Whole Exome Sequencing of CLL Before Second-Line Treatment with Fludarabine and Cyclophosphamide with or without Rituximab (REACH trial).

Abstract 2514

Chronic lymphocytic leukemia (CLL), the most frequent leukemia in adults, still remains poorly understood. Several prognostic markers like the deletion of certain genomic regions as assayed by fluorescence in situ hybridization (FISH), the mutational status of the IGVH locus or the expression levels of ZAP70 have been identified. However, the predictive power of these markers is limited and they cannot fully explain the heterogeneity and the biology of CLL. The addition of monoclonal anti-CD20 antibody (rituximab) to chemotherapy has significantly improved progression-free survival of CLL patients even at second-line treatment (Robak et al. JCO 2010).

The aim of our project was to identify new, potentially predictive markers in previously treated patients that reached complete remission after second-line treatment with FC or R-FC (Fludarabine, Cyclophosphamide and Rituximab). We performed whole exome sequencing in 25 CLL samples before second-line treatment and their corresponding disease free remission samples (peripheral blood). Disease free remission was defined as minimal residual disease levels of less than 1×10⁻³ as measured by the disease specific IGVH rearrangements using quantitative PCR and FISH negativity if a marker was available. The CLL samples had a median of 84% CD19 positive cells. Our CLL patients had a predominance of favorable prognostic markers, 60% being IGVH mutated, 52% with a sole 13q deletion and 16% with a trisomy 12. Only 8% had a prognostically unfavorable 11q deletion, none had a 17p deletion or more than one FISH abnormality (the following genomic regions were analyzed: 6q, 13q, 11q (ATM), trisomy 12, 17p (TP53)). The exomes of the paired CLL and disease free remission samples were captured using the Agilent Sure Select 50 Mb kit (Agilent Technologies, Santa Clara, CA, USA). Sequencing was performed with 76–80 bp paired-end reads on an Illumina IIx Genome Analyzer (Illumina, San Diego, CA, USA). The mean total sequence per exome was 6.6 Gbp, of which >80% could be aligned to the reference genome (build NCBI36/hg18). About 90% of all SureSelect exome target positions were covered ≥ 10 fold. We called single nucleotide variants (SNVs) specific for the CLL samples using VarScan (Koboldt et al Bioinformatics 2009) with custom filter settings. Annotated polymorphisms (dbSNP130) were excluded. About 80% of the SNVs that were predicted to result in a missense or nonsense mutation could be validated by Sanger sequencing. In total we detected 208 somatic missense or nonsense mutations in 198 genes in the 25 CLL exomes. Four genes were found mutated in more than one CLL sample indicating that these might be drivers for CLL.

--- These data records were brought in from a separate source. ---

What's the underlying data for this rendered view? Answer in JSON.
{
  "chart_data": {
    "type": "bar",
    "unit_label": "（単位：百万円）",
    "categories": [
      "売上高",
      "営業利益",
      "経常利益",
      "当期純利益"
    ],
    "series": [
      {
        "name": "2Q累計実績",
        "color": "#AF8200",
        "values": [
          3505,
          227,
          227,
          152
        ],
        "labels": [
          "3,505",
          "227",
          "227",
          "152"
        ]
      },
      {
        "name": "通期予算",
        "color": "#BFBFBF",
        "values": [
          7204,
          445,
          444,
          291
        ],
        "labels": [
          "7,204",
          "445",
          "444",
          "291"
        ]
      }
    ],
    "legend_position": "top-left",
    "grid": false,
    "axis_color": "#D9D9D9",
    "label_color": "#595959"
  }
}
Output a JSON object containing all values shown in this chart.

We also compared our gene list with published CLL exome and genome data to identify additional recurrently mutated genes. A total of 2756 mutated genes (harbouring non-synonymous, InDels and splice site mutations) have been described in 200 CLL patients which were predominantly analyzed at first-line treatment (Wang et al NEJM 2011, Puente et al Nature 2011 and Quesada et al Nature Genetics 2012). Within these three public datasets 369 genes were recurrent (found mutated in more than one sample). In our dataset 129 out of 198 mutated genes have not been described as mutated in these three publications. The remaining 69 genes were previously found to be mutated in CLL. Out of these 69 genes 37 can only be identified as recurrent when our data set is taken into consideration. Thus, our study increases the number of recurrently mutated genes in CLL from 369 to 406. We detected three samples with XPO1 mutations; all of which had a non-mutated IGVH status, two had a 13q deletion and one had no FISH aberration. Two patients in our cohort had SF3B1 mutations; both patients had an unmutated IGVH status; one with a 13q deletion and one with no FISH aberration. 24 out of the 25 patients had at least one recurrent mutation taking the public datasets in consideration.

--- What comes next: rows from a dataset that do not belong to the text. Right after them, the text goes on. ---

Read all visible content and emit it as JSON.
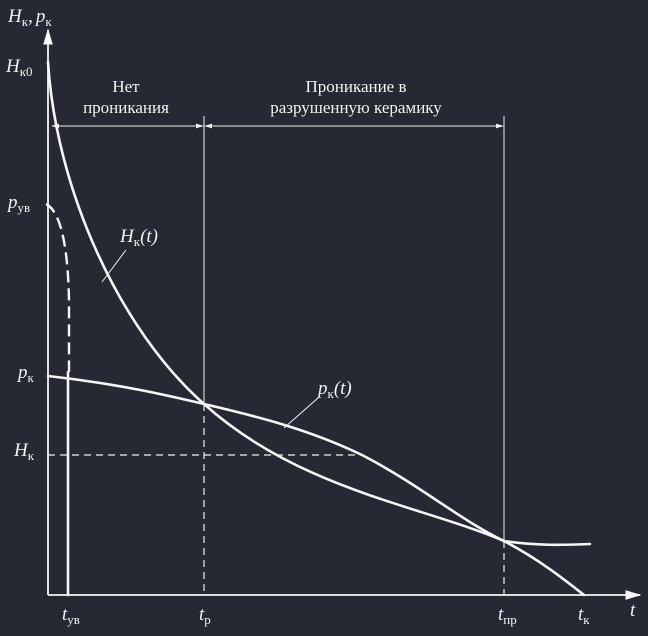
{
  "axis": {
    "y_label_main": "H",
    "y_label_sub": "к",
    "y_label_sep": ",",
    "y_label2_main": "p",
    "y_label2_sub": "к",
    "x_label": "t"
  },
  "y_ticks": {
    "hk0_main": "H",
    "hk0_sub": "к0",
    "puv_main": "p",
    "puv_sub": "ув",
    "pk_main": "p",
    "pk_sub": "к",
    "hk_main": "H",
    "hk_sub": "к"
  },
  "x_ticks": {
    "tuv_main": "t",
    "tuv_sub": "ув",
    "tp_main": "t",
    "tp_sub": "р",
    "tpr_main": "t",
    "tpr_sub": "пр",
    "tk_main": "t",
    "tk_sub": "к"
  },
  "regions": {
    "no_penetration_line1": "Нет",
    "no_penetration_line2": "проникания",
    "penetration_line1": "Проникание в",
    "penetration_line2": "разрушенную керамику"
  },
  "curve_labels": {
    "hk_main": "H",
    "hk_sub": "к",
    "hk_arg": "(t)",
    "pk_main": "p",
    "pk_sub": "к",
    "pk_arg": "(t)"
  }
}
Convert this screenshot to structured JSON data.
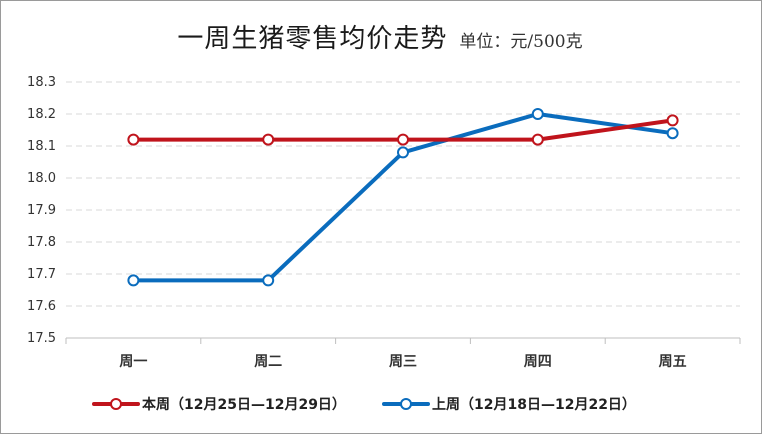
{
  "title": "一周生猪零售均价走势",
  "unit": "单位：元/500克",
  "chart_data": {
    "type": "line",
    "categories": [
      "周一",
      "周二",
      "周三",
      "周四",
      "周五"
    ],
    "y_ticks": [
      "17.5",
      "17.6",
      "17.7",
      "17.8",
      "17.9",
      "18.0",
      "18.1",
      "18.2",
      "18.3"
    ],
    "ylim": [
      17.5,
      18.3
    ],
    "grid": true,
    "legend_position": "bottom",
    "series": [
      {
        "name": "本周（12月25日—12月29日）",
        "color": "#c0141c",
        "values": [
          18.12,
          18.12,
          18.12,
          18.12,
          18.18
        ]
      },
      {
        "name": "上周（12月18日—12月22日）",
        "color": "#0a6cbd",
        "values": [
          17.68,
          17.68,
          18.08,
          18.2,
          18.14
        ]
      }
    ]
  }
}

Our results are in agreement with other published whole exome and whole genome sequencing reports of CLL and reinforce the picture that CLL is genetically a very heterogeneous disease. In fact, almost all large scale sequencing studies of cancer genomes and exomes indicate that the number of biologically relevant mutational targets is much larger than expected. Our results also highlight the necessity to perform whole exome or whole genome sequencing on ever larger numbers of CLL samples.